In my own work, I focus on mundane scenes and unnoticed time. I have experimented with different ways of applying paint but have considered confidence and efficiency to be the goal. The more I look at artists like Hopper, the more I understand how valuable intentionality with paint application can be. I want to evoke feelings of discomfort and anxiety, and maybe bold energetic brush strokes and pretentious trompe l’oeil are not the way to get there.

 

 

 

 

 

 

 

 

 

 

 

 

 

 

 

 

 

 

Works Cited

 

Berman, Avis. “Hopper: The Supreme American Realist of the 20th-Century.” Smithsonian Magazine. Smithsonian, July 2007. Web. 26 Sept. 2016.

Botton, Alain De. “The Pleasures of Sadness.” Tate. Tate, 01 May 2004. Web. 21 Sept. 2016.

“Edward Hopper – Approaching a City.” American Art at The Phillips Collection. National Endowment for the Arts, n.d. Web. 22 Sept. 2016.

Hughes, Robert. “ART: UNDER THE CRACK OF REALITY.” Time. Time Inc., 17 July 1995. Web. 26 Sept. 2016.

Lyons, Deborah, Edward Hopper, Adam D. Weinberg, and Julie Grau. Edward Hopper and the American Imagination.
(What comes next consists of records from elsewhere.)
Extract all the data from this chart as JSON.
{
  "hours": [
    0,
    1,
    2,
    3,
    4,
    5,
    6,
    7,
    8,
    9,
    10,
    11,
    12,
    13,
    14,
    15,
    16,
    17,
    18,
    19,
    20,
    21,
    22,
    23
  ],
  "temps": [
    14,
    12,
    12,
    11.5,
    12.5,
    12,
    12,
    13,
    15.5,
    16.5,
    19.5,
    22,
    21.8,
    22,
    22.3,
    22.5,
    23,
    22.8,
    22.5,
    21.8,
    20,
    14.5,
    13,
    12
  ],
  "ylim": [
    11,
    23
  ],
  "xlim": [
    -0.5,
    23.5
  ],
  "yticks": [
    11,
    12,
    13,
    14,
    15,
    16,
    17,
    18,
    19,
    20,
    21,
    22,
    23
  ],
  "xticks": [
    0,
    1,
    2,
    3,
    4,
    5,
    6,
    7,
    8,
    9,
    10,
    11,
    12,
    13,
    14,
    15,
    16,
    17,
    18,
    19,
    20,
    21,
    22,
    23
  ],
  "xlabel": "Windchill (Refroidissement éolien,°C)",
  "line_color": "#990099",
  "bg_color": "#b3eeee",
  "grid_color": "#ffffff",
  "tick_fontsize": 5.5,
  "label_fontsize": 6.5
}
New York: Whitney Museum of American Art in Association with W.W. Norton, 1995. Print.

Murphy, Jessica. “Edward Hopper (1882–1967).” The Met’s Heilbrunn Timeline of Art History. The Metropolitan Museum of Art, June 2007. Web. 22 Sept. 2016.

Russeth, Andrew. “To the Bone: In New Book, Eric Fischl Talks Painting, Drinking, Snorting.” Observer. N.p., 07 May 2013. Web. 22 Sept. 2016.

“The Art Institute of Chicago.” The Art Institute of Chicago – Art Access. The Art Institute of Chicago, 2013. Web. 24 Sept. 2016.